Bound to `127.0.0.1:9091` — players reach it only via SSH tunnel during dev. In real deployment, exposed via a reverse-proxy on the same hostname they use for the packwiz pack URL (e.g., `packs.timemachine.center/cloud/...`).

## Out of scope (v1)

- **Selective restore from old snapshot** — UI for "go back to last Tuesday's state". The API supports it (`GET /v1/snapshot/{id}` + manual extraction); the UI is deferred.
- **Multi-device live conflict** (player on PC + laptop simultaneously) — single-machine assumption, race documented.
- **Compression tuning** — zstd level 3 default. May tune up to 6 if disk pressure observed.
- **Anti-replay on tokens** — straight bearer auth. If a token leaks, revoke it. Not a primary attack surface.
- **Cross-server modpack-aware filtering** — cloud-scope.json is per-distribution, not per-server.
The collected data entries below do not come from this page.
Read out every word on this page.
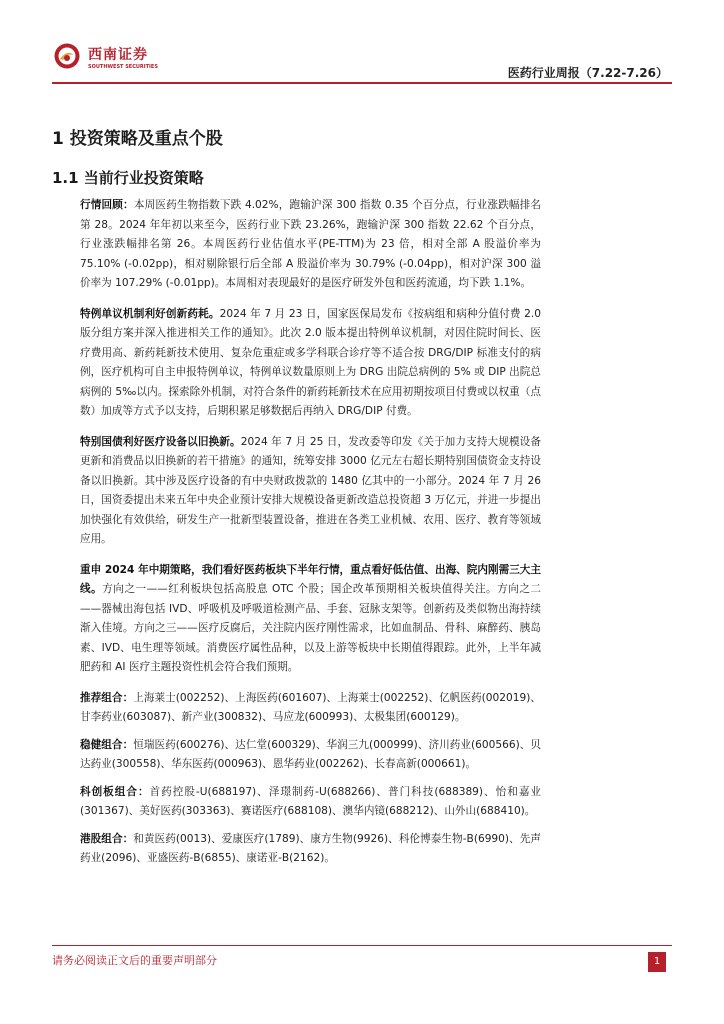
西南证券
SOUTHWEST SECURITIES	医药行业周报（7.22-7.26）
1 投资策略及重点个股
1.1 当前行业投资策略

行情回顾：本周医药生物指数下跌 4.02%，跑输沪深 300 指数 0.35 个百分点，行业涨跌幅排名第 28。2024 年年初以来至今，医药行业下跌 23.26%，跑输沪深 300 指数 22.62 个百分点，行业涨跌幅排名第 26。本周医药行业估值水平(PE-TTM)为 23 倍，相对全部 A 股溢价率为 75.10% (-0.02pp)，相对剔除银行后全部 A 股溢价率为 30.79% (-0.04pp)，相对沪深 300 溢价率为 107.29% (-0.01pp)。本周相对表现最好的是医疗研发外包和医药流通，均下跌 1.1%。

特例单议机制利好创新药耗。2024 年 7 月 23 日，国家医保局发布《按病组和病种分值付费 2.0 版分组方案并深入推进相关工作的通知》。此次 2.0 版本提出特例单议机制，对因住院时间长、医疗费用高、新药耗新技术使用、复杂危重症或多学科联合诊疗等不适合按 DRG/DIP 标准支付的病例，医疗机构可自主申报特例单议，特例单议数量原则上为 DRG 出院总病例的 5% 或 DIP 出院总病例的 5‰以内。探索除外机制，对符合条件的新药耗新技术在应用初期按项目付费或以权重（点数）加成等方式予以支持，后期积累足够数据后再纳入 DRG/DIP 付费。

特别国债利好医疗设备以旧换新。2024 年 7 月 25 日，发改委等印发《关于加力支持大规模设备更新和消费品以旧换新的若干措施》的通知，统筹安排 3000 亿元左右超长期特别国债资金支持设备以旧换新。其中涉及医疗设备的有中央财政拨款的 1480 亿其中的一小部分。2024 年 7 月 26 日，国资委提出未来五年中央企业预计安排大规模设备更新改造总投资超 3 万亿元，并进一步提出加快强化有效供给，研发生产一批新型装置设备，推进在各类工业机械、农用、医疗、教育等领域应用。

重申 2024 年中期策略，我们看好医药板块下半年行情，重点看好低估值、出海、院内刚需三大主线。方向之一——红利板块包括高股息 OTC 个股；国企改革预期相关板块值得关注。方向之二——器械出海包括 IVD、呼吸机及呼吸道检测产品、手套、冠脉支架等。创新药及类似物出海持续渐入佳境。方向之三——医疗反腐后，关注院内医疗刚性需求，比如血制品、骨科、麻醉药、胰岛素、IVD、电生理等领域。消费医疗属性品种，以及上游等板块中长期值得跟踪。此外，上半年减肥药和 AI 医疗主题投资性机会符合我们预期。

推荐组合：上海莱士(002252)、上海医药(601607)、上海莱士(002252)、亿帆医药(002019)、甘李药业(603087)、新产业(300832)、马应龙(600993)、太极集团(600129)。

稳健组合：恒瑞医药(600276)、达仁堂(600329)、华润三九(000999)、济川药业(600566)、贝达药业(300558)、华东医药(000963)、恩华药业(002262)、长春高新(000661)。

科创板组合：首药控股-U(688197)、泽璟制药-U(688266)、普门科技(688389)、怡和嘉业(301367)、美好医药(303363)、赛诺医疗(688108)、澳华内镜(688212)、山外山(688410)。

港股组合：和黄医药(0013)、爱康医疗(1789)、康方生物(9926)、科伦博泰生物-B(6990)、先声药业(2096)、亚盛医药-B(6855)、康诺亚-B(2162)。

请务必阅读正文后的重要声明部分	1
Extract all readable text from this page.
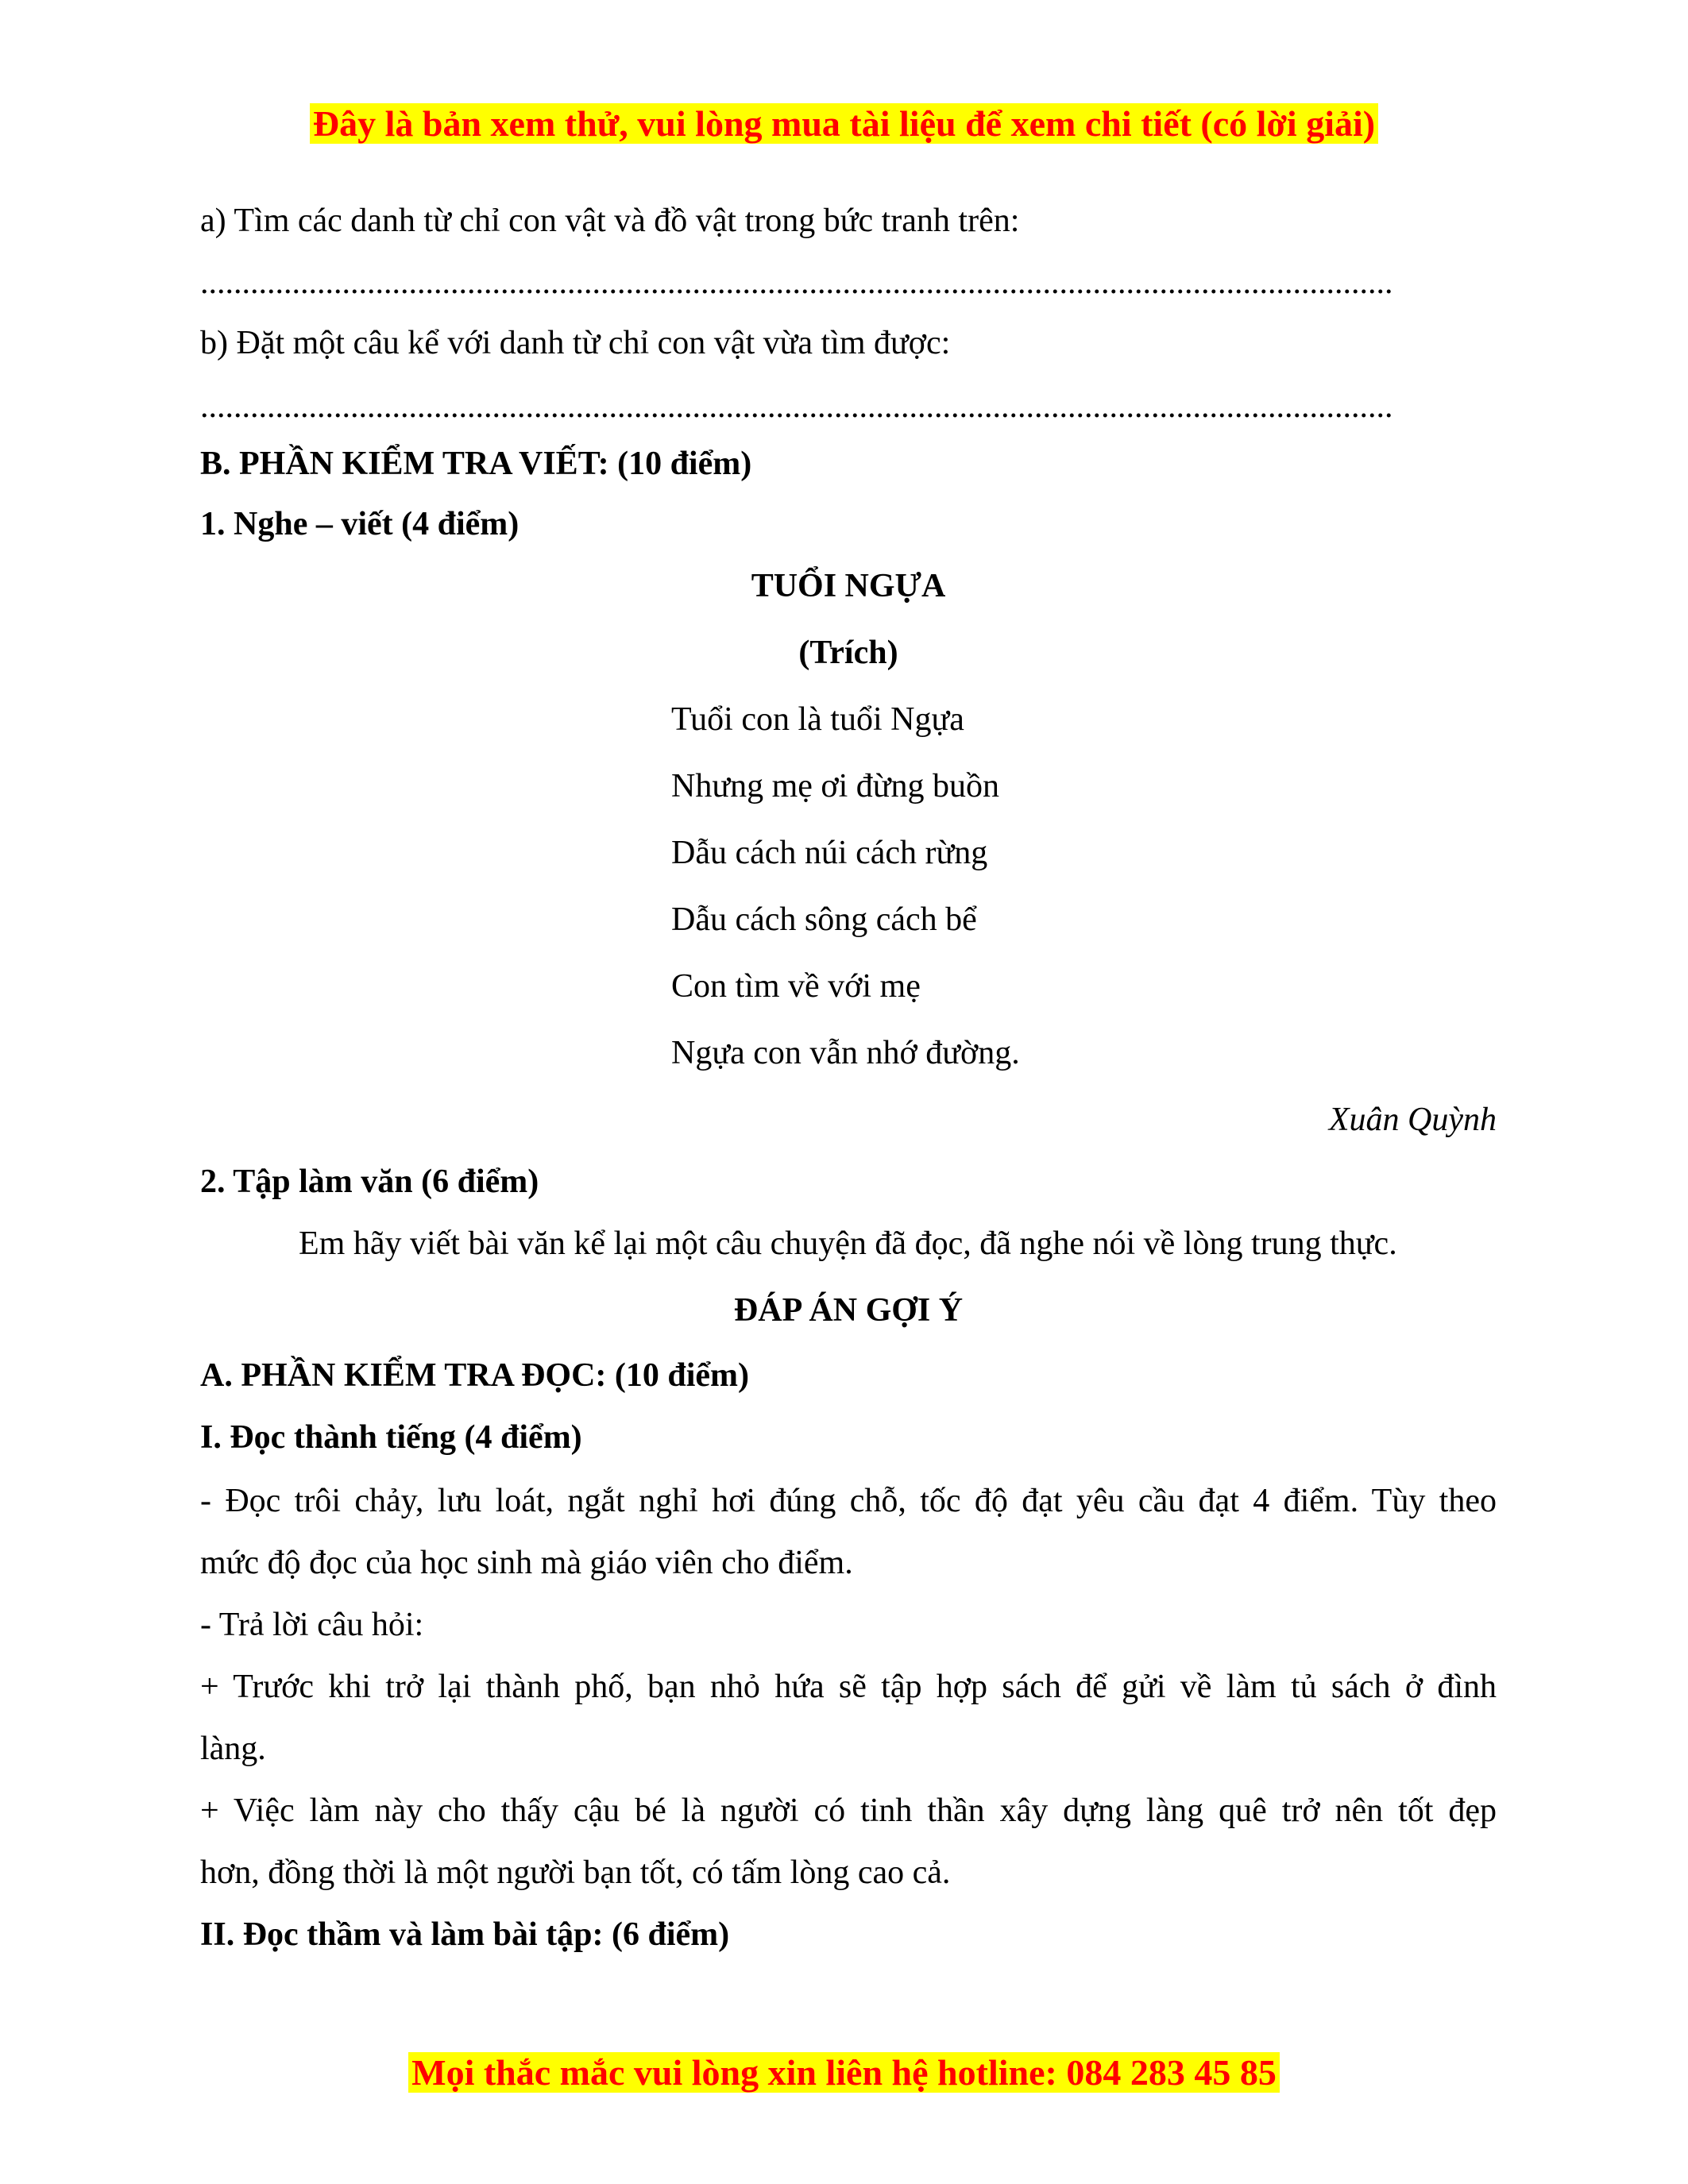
Đây là bản xem thử, vui lòng mua tài liệu để xem chi tiết (có lời giải)
a) Tìm các danh từ chỉ con vật và đồ vật trong bức tranh trên:
...............................................................................................................................................
b) Đặt một câu kể với danh từ chỉ con vật vừa tìm được:
...............................................................................................................................................
B. PHẦN KIỂM TRA VIẾT: (10 điểm)
1. Nghe – viết (4 điểm)
TUỔI NGỰA
(Trích)
Tuổi con là tuổi Ngựa
Nhưng mẹ ơi đừng buồn
Dẫu cách núi cách rừng
Dẫu cách sông cách bể
Con tìm về với mẹ
Ngựa con vẫn nhớ đường.
Xuân Quỳnh
2. Tập làm văn (6 điểm)
Em hãy viết bài văn kể lại một câu chuyện đã đọc, đã nghe nói về lòng trung thực.
ĐÁP ÁN GỢI Ý
A. PHẦN KIỂM TRA ĐỌC: (10 điểm)
I. Đọc thành tiếng (4 điểm)
- Đọc trôi chảy, lưu loát, ngắt nghỉ hơi đúng chỗ, tốc độ đạt yêu cầu đạt 4 điểm. Tùy theo
mức độ đọc của học sinh mà giáo viên cho điểm.
- Trả lời câu hỏi:
+ Trước khi trở lại thành phố, bạn nhỏ hứa sẽ tập hợp sách để gửi về làm tủ sách ở đình
làng.
+ Việc làm này cho thấy cậu bé là người có tinh thần xây dựng làng quê trở nên tốt đẹp
hơn, đồng thời là một người bạn tốt, có tấm lòng cao cả.
II. Đọc thầm và làm bài tập: (6 điểm)
Mọi thắc mắc vui lòng xin liên hệ hotline: 084 283 45 85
Different servers might want different scopes; defer.

## Stack

- **Go 1.24+** (matches other automc services)
- `jackc/pgx/v5` for pg (if metadata stored there; alternative: sqlite per-deploy)
- `klauspost/compress/zstd` for tarball compression
- Standard `archive/tar` for tarball assembly
- No external HTTP framework — `net/http` + `gorilla/mux` style routing (or stdlib `http.ServeMux` Go 1.22+ pattern syntax)

## File / module layout

```
cloud-svc/
  cmd/cloud-svc/main.go
  internal/
    api/      ← HTTP handlers per endpoint
    storage/  ← on-disk blob + tarball R/W, GC
    manifest/ ← manifest.json types + (de)serialize + validate
    auth/     ← auth-service client (token verify + cache)
    quota/    ← per-user quota tracking
  database/migrations/  ← if pg-backed metadata
  Dockerfile
  Makefile
  .gitea/workflows/ci.yaml
  docs/ARCHITECTURE.md
```

~1500 LOC Go total estimate.

## Open questions

1. **Metadata in automc-pg or sqlite-per-instance?**
   - pg: shared with other services, easier ops, schema migrations same pipeline.
   - sqlite: zero coupling, faster local I/O, harder to query externally.
   - Recommendation: **pg** for consistency with the rest of automc.
2. **Quota source**: hardcoded per-user, or per-user-row in DB?
   - DB row allows admin to bump limits per player. Use `users.cloud_quota_bytes` column (nullable, default to global).
3. **Reverse proxy in front of cloud-svc**: needed for player-facing URL (`packs.timemachine.center/cloud/...`)?
   - Either nginx fronting cloud-svc, or expose cloud-svc directly with its own TLS via Caddy/something. Defer.